S2#show ip route static | begin ^Gate
Gateway of last resort is 169.254.2.6 to network 0.0.0.0
S* 0.0.0.0/0 [1/0] via 169.254.2.6
10.0.0.0/8 is variably subnetted, 7 subnets, 3 masks
S 10.0.0.0/8 is directly connected, Tunnel0
S % 10.0.3.0/24 is directly connected, Virtual-Access1
S 10.254.0.1/32 is directly connected, Tunnel0
S % 10.254.0.8/32 is directly connected, Virtual-Access1
S2#show crypto ikev2 sa
IPv4 Crypto IKEv2 SA
Tunnel-id Local Remote fvrf/ivrf Status
2 169.254.2.5/500 169.254.3.5/500 none/none READY
Encr: AES-GCM, keysize: 256, PRF: SHA256, Hash: None, DH Grp:20, Auth sign: RSA, Auth verify: RSA
Life/Active Time: 86400/399 sec
Tunnel-id Local Remote fvrf/ivrf Status
1 169.254.2.5/500 169.254.0.5/500 none/none READY
Encr: AES-GCM, keysize: 256, PRF: SHA256, Hash: None, DH Grp:20, Auth sign: RSA, Auth verify: RSA
Life/Active Time: 86400/443 sec
IPv6 Crypto IKEv2 SA
I did my best to trim down the NHRP debug messages, but there’s a lot of interesting things happening here.
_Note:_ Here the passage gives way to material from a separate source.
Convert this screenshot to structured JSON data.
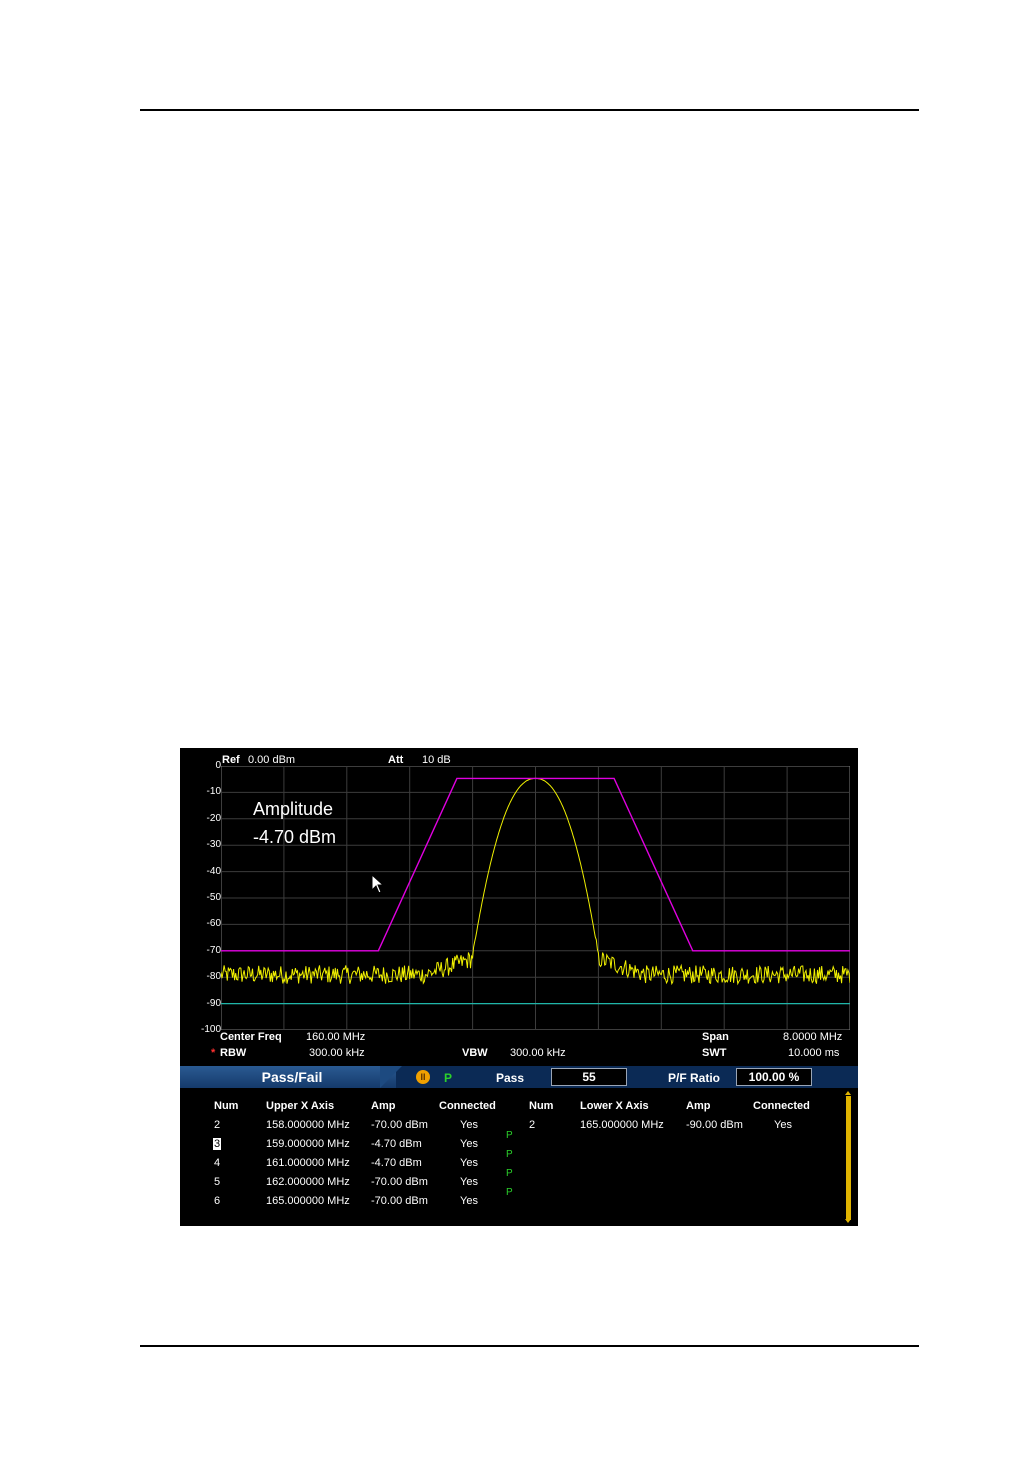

Now looking at our static routes, we have the original summary to 10.0.0.0/8 via Tunnel0 to the Hub, but we also have a specific route to 10.0.3.0/24 and a route to 10.254.0.8/32 via Virtual-Access1 directly to router S3 with the % indicating next hop override (due to NHRP). Well that’s about it for now, I’ll kick out a quick follow up post for those interested in using pre-shared-keys for authentication.